What is the difference between Vintage and Magic Alhambra?

The Vintage Alhambra features a single four-petal motif in the original 1968 format. The Magic Alhambra features multiple motifs in varying sizes arranged in an irregular, asymmetric composition. The Vintage reads as the classic version; the Magic is more contemporary in composition.

Where can I buy a pre-owned Van Cleef Alhambra in the UK?

Reputable sources for pre-owned Alhambra pieces in the UK include specialist pre-owned fine jewellery dealers with documented Van Cleef expertise, the jewellery sales at Christie's, Sotheby's, and Bonhams, and authenticated listings on 1stDibs. Have any piece from a private or unfamiliar source checked by a jeweller with Van Cleef experience before purchasing.

Which Alhambra stone should I choose, and which holds its value best?

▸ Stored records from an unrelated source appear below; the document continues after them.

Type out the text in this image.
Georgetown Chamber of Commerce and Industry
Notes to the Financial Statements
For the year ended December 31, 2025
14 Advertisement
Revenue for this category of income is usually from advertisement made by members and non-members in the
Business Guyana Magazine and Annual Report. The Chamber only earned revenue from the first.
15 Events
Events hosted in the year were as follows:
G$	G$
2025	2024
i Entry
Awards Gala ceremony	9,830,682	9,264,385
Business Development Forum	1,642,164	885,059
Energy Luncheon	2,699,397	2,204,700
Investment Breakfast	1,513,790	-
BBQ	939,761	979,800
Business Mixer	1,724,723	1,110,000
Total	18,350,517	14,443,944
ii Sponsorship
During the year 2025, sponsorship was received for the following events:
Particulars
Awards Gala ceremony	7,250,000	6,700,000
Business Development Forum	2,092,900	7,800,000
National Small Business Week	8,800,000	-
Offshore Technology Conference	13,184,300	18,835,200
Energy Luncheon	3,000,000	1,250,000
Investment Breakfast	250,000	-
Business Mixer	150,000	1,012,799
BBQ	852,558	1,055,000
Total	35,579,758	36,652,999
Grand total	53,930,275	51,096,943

Mother-of-pearl is the most versatile: it reads as neutral and pairs with most outfits and metals. Onyx is the most graphic. Malachite is the most distinctive but requires some care in storage and wear. Turquoise can fade with prolonged UV exposure. For investment considerations, mother-of-pearl and onyx are the most stable materials over time; malachite pieces in excellent condition are increasingly scarce in new production, which has affected secondary market pricing.


Sources: Van Cleef & Arpels official archive documentation; Vivienne Becker, Van Cleef & Arpels (Rizzoli, 2012); current secondary market data from 1stDibs, Vestiaire Collective, and UK dealer pricing, 2025–2026; Christie's and Bonhams jewellery sale results.